Once you bring your baby home from hospital, you think you’re safe. I was completely wrong.
Robbie is my second born and such a well behaved baby. When we brought Robbie home, he would sleep all day, take a bottle without a fuss, burp instantly and settle right away. It was so easy and he was the perfect little addition to our family.
At two weeks old, Robbie started to refuse his feeds so I took him to my local walk-in centre thinking he was constipated and dehydrated. Within a minute of walking through the door, he was ripped from my arms, floppy and turning blue. I was later told he had respiratory syncytial virus (RSV) bronchitis and E.coli which led to sepsis. He was ventilated and sent to Sheffield Children’s Hospital on life-support.
I’d never been to Sheffield in my life. I had no idea where I was going or what the hospital would be like. I rang my partner, Robert, and he was on standby to come and collect me from Sheffield as I didn’t know if I would be able to stay over with Robbie. The thought of having to leave him terrified me.
Once Robbie was stabilised, the nurse said to me I’d arrived too late in the night to be placed into Magnolia House. I had no idea what Magnolia House was at this stage but was grateful that I could at least sleep on a chair, not having to leave Robbie alone in hospital. Over the next day, I heard the nurse make lots of phone calls mentioning Magnolia House. Still confused, I found out that it was a place run by a charity called The Sick Children’s Trust and was a place for parents to stay. I assumed it would be a hostel or some kind of shared complex. I was expecting to have to share a room with others in a similar situation and I was thankful for any help I would receive. My life had changed within seconds. I was in a situation where my child was fighting for their life and all I wanted to do was be with my son. Magnolia House would give me the opportunity to do that.

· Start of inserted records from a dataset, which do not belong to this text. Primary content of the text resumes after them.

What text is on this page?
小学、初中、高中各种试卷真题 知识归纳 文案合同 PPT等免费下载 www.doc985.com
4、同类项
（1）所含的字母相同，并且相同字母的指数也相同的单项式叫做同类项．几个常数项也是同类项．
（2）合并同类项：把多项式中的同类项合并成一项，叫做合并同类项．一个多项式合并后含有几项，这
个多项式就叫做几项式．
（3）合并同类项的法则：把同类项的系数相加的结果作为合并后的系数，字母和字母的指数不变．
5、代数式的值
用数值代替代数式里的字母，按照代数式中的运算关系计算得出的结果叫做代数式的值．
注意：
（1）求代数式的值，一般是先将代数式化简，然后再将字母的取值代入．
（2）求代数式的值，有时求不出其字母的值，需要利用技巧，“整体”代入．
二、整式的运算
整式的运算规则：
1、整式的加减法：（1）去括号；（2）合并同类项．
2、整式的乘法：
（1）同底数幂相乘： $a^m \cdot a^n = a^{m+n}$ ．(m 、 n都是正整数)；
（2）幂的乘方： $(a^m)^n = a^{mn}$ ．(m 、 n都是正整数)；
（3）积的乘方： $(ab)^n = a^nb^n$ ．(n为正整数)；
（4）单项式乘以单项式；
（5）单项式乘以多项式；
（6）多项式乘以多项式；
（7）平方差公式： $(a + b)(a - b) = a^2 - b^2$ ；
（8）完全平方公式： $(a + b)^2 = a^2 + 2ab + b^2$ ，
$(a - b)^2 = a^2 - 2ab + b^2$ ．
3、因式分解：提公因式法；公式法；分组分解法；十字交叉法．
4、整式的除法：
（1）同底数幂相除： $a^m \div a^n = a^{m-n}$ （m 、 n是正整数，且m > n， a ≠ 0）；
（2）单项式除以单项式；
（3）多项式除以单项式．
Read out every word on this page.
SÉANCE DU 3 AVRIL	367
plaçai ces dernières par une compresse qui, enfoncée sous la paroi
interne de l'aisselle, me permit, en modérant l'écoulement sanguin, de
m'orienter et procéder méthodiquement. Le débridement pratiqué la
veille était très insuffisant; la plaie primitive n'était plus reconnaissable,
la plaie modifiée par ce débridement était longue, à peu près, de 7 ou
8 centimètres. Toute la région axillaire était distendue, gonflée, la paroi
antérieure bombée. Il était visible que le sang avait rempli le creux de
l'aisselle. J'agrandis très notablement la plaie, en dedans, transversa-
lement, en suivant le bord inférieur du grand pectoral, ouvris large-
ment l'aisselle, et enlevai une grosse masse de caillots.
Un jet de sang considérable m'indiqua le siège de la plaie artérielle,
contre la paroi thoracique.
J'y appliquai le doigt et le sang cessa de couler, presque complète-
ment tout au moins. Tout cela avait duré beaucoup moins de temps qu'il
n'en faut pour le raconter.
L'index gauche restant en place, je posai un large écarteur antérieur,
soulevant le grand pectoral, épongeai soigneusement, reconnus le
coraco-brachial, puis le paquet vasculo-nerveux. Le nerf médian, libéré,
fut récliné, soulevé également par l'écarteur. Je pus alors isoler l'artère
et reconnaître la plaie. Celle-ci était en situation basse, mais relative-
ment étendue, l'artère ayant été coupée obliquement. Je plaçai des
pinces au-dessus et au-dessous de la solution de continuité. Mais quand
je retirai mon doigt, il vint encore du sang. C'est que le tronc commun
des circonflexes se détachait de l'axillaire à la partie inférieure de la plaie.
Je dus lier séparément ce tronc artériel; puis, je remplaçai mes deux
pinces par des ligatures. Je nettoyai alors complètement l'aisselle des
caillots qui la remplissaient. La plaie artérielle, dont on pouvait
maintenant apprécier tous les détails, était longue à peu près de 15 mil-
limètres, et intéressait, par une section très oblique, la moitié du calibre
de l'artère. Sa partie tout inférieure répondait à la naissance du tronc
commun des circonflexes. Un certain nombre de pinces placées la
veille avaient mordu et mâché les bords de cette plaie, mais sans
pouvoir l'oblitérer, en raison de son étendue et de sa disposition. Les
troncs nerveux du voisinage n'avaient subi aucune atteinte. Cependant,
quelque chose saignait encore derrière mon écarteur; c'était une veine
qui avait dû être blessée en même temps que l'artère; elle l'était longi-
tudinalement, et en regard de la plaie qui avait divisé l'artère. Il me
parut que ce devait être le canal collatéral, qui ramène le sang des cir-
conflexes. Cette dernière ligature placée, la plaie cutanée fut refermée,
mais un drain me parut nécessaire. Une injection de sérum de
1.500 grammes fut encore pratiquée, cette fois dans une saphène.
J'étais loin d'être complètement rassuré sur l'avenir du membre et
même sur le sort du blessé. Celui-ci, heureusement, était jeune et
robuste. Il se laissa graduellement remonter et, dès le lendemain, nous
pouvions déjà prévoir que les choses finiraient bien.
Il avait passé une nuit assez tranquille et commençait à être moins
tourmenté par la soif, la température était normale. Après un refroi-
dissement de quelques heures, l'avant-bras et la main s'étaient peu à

I was met by a lovely lady from Magnolia House who came to get me. I started to put my coat on as I expected we would be going outside, off site from the hospital. She said to me I wouldn’t need my coat. I followed her down the hospital corridor and I saw the sign for the Magnolia House entrance which was tucked away around a little corner. Once inside, I was blown away.

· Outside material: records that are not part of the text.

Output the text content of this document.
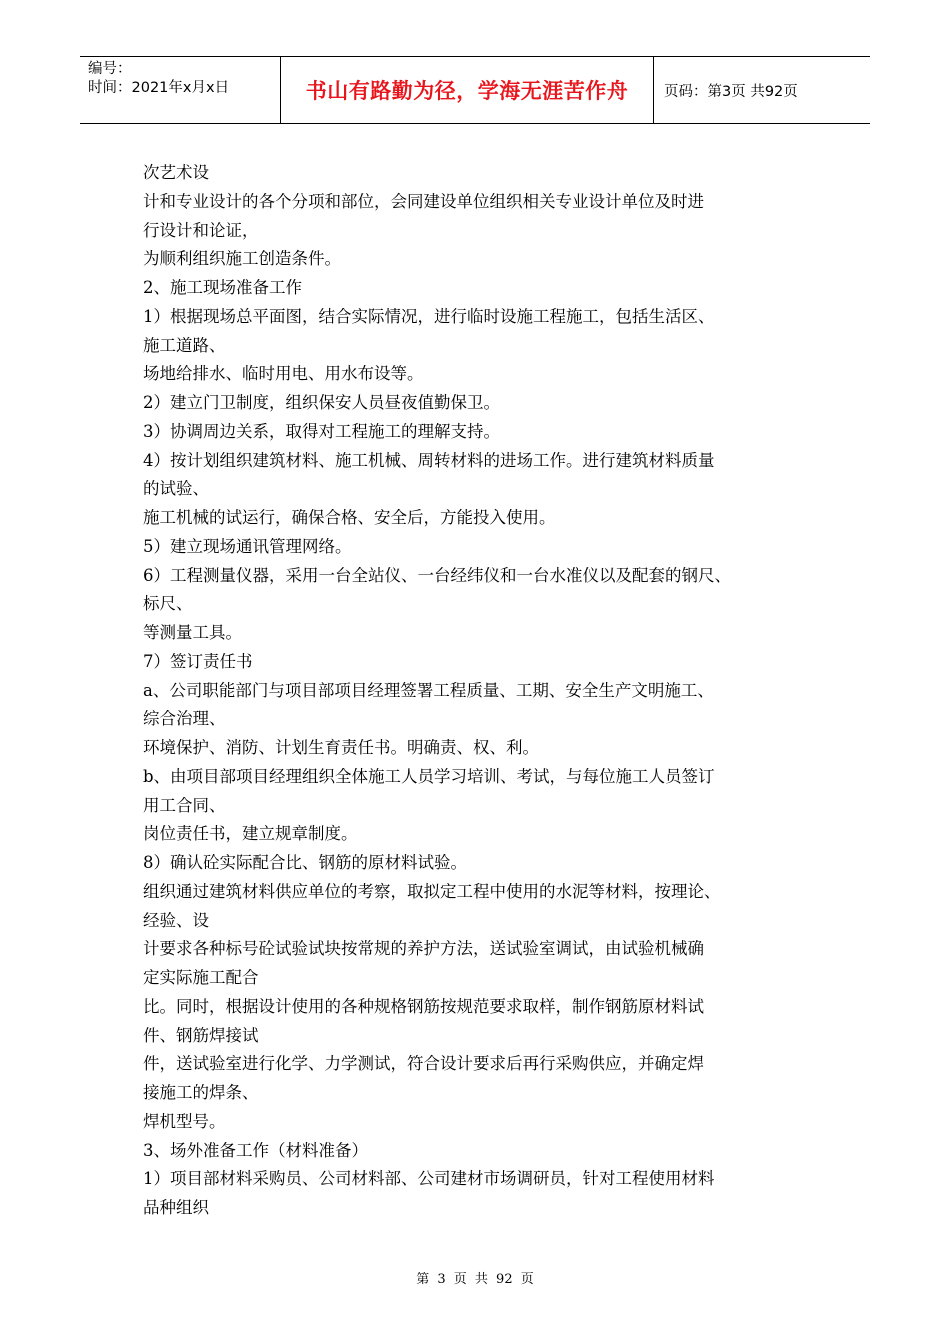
编号：
时间：2021年x月x日	书山有路勤为径，学海无涯苦作舟	页码：第3页 共92页
次艺术设
计和专业设计的各个分项和部位，会同建设单位组织相关专业设计单位及时进
行设计和论证，
为顺利组织施工创造条件。
2、施工现场准备工作
1）根据现场总平面图，结合实际情况，进行临时设施工程施工，包括生活区、
施工道路、
场地给排水、临时用电、用水布设等。
2）建立门卫制度，组织保安人员昼夜值勤保卫。
3）协调周边关系，取得对工程施工的理解支持。
4）按计划组织建筑材料、施工机械、周转材料的进场工作。进行建筑材料质量
的试验、
施工机械的试运行，确保合格、安全后，方能投入使用。
5）建立现场通讯管理网络。
6）工程测量仪器，采用一台全站仪、一台经纬仪和一台水准仪以及配套的钢尺、
标尺、
等测量工具。
7）签订责任书
a、公司职能部门与项目部项目经理签署工程质量、工期、安全生产文明施工、
综合治理、
环境保护、消防、计划生育责任书。明确责、权、利。
b、由项目部项目经理组织全体施工人员学习培训、考试，与每位施工人员签订
用工合同、
岗位责任书，建立规章制度。
8）确认砼实际配合比、钢筋的原材料试验。
组织通过建筑材料供应单位的考察，取拟定工程中使用的水泥等材料，按理论、
经验、设
计要求各种标号砼试验试块按常规的养护方法，送试验室调试，由试验机械确
定实际施工配合
比。同时，根据设计使用的各种规格钢筋按规范要求取样，制作钢筋原材料试
件、钢筋焊接试
件，送试验室进行化学、力学测试，符合设计要求后再行采购供应，并确定焊
接施工的焊条、
焊机型号。
3、场外准备工作（材料准备）
1）项目部材料采购员、公司材料部、公司建材市场调研员，针对工程使用材料
品种组织
第 3 页 共 92 页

We spent just minutes filling in some paperwork before I was handed my keys. When your child is very sick, you don’t want to be away for long and this felt very well handled and efficient. I was then told that my partner would be allowed to stay with me. I couldn’t believe what I was hearing. Music to my ears. I rang my partner crying with relief that I’d have his support. He came down to Sheffield the same day.

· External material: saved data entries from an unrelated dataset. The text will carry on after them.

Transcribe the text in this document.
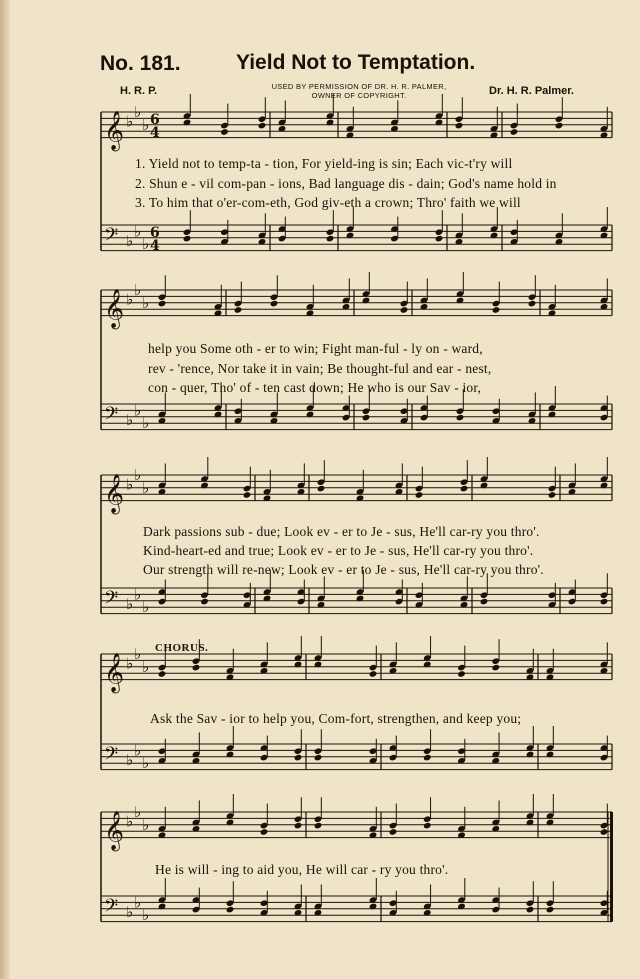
No. 181.	Yield Not to Temptation.
H. R. P.	USED BY PERMISSION OF DR. H. R. PALMER,
OWNER OF COPYRIGHT.	Dr. H. R. Palmer.
CHORUS.
𝄞 ♭
♭
♭
𝄢 ♭
♭
♭
𝄞 ♭
♭
♭
𝄢 ♭
♭
♭
𝄞 ♭
♭
♭
𝄢 ♭
♭
♭
𝄞 ♭
♭
♭
𝄢 ♭
♭
♭
𝄞 ♭
♭
♭
𝄢 ♭
♭
♭
6
4
6
4
1. Yield not to temp-ta - tion, For yield-ing is sin; Each vic-t'ry will
2. Shun e - vil com-pan - ions, Bad language dis - dain; God's name hold in
3. To him that o'er-com-eth, God giv-eth a crown; Thro' faith we will
help you Some oth - er to win; Fight man-ful - ly on - ward,
rev - 'rence, Nor take it in vain; Be thought-ful and ear - nest,
con - quer, Tho' of - ten cast down; He who is our Sav - ior,
Dark passions sub - due; Look ev - er to Je - sus, He'll car-ry you thro'.
Kind-heart-ed and true; Look ev - er to Je - sus, He'll car-ry you thro'.
Our strength will re-new; Look ev - er to Je - sus, He'll car-ry you thro'.
Ask the Sav - ior to help you, Com-fort, strengthen, and keep you;
He is will - ing to aid you, He will car - ry you thro'.
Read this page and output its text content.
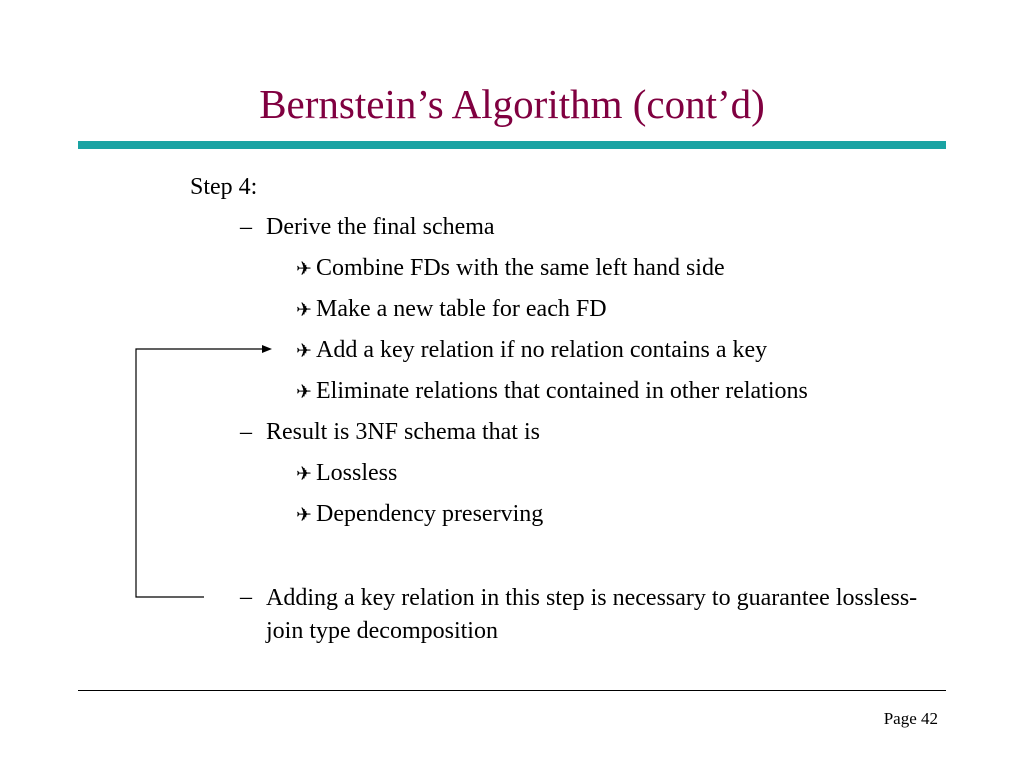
Bernstein’s Algorithm (cont’d)
Step 4:
– Derive the final schema
✈ Combine FDs with the same left hand side
✈ Make a new table for each FD
✈ Add a key relation if no relation contains a key
✈ Eliminate relations that contained in other relations
– Result is 3NF schema that is
✈ Lossless
✈ Dependency preserving
– Adding a key relation in this step is necessary to guarantee lossless-join type decomposition
Page 42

Robbie was ventilated for two weeks in total, he also underwent two lumbar punctures to check for meningitis but both samples were inconclusive. The consultants decided to go ahead and treat Robbie with a three week course of antibiotics through a surgically fitted line in his leg. I was told we would be in hospital for the entire three week course and I was very upset at the thought of not being able to see my toddler at home.
This is why Magnolia House helped us so much as I wasn’t alone. I had my partner by my side which was a godsend. I suffer with a panic disorder myself, so the thought of being alone for the month was terrifying. Magnolia House also gave us a quiet place we could go to and video call my toddler. It wasn’t in a hospital setting, it was warm and homely and for my daughter, who is old enough to understand what the hospital means, she didn’t become unsettled or scared seeing her mummy in the hospital with her little brother. Magnolia House gave us a safe and calming space to catch up with her.
Seeing your child ventilated is very hard. You want to be there for them, but it is so difficult emotionally and physically to see that. Although I didn’t want to leave his side, the nurse told me to go back to Magnolia House to rest. This was hard to do as any mother would understand leaving a sick baby isn’t easy or ideal, but I had to do it for my own mental health. It was what I needed to do and Magnolia House was such a calm environment away from the chaos of the ward. So I would go, eat something and then return for a while before going back to sleep.
Even having a solid address at Magnolia House helped. It seems trivial but it was one less thing to worry about when ordering food or a taxi. We didn’t have to explain what entrance to go to or what floor we would be on. It was something I didn’t realise how much I’d need.
Robbie made a full recovery and is a happy, healthy little baby who’s meeting all of his milestones. He was small for his gestational age before admission and due to being tube fed is now even smaller, but he’s growing at his own steady rate and is expected to catch up within his first year.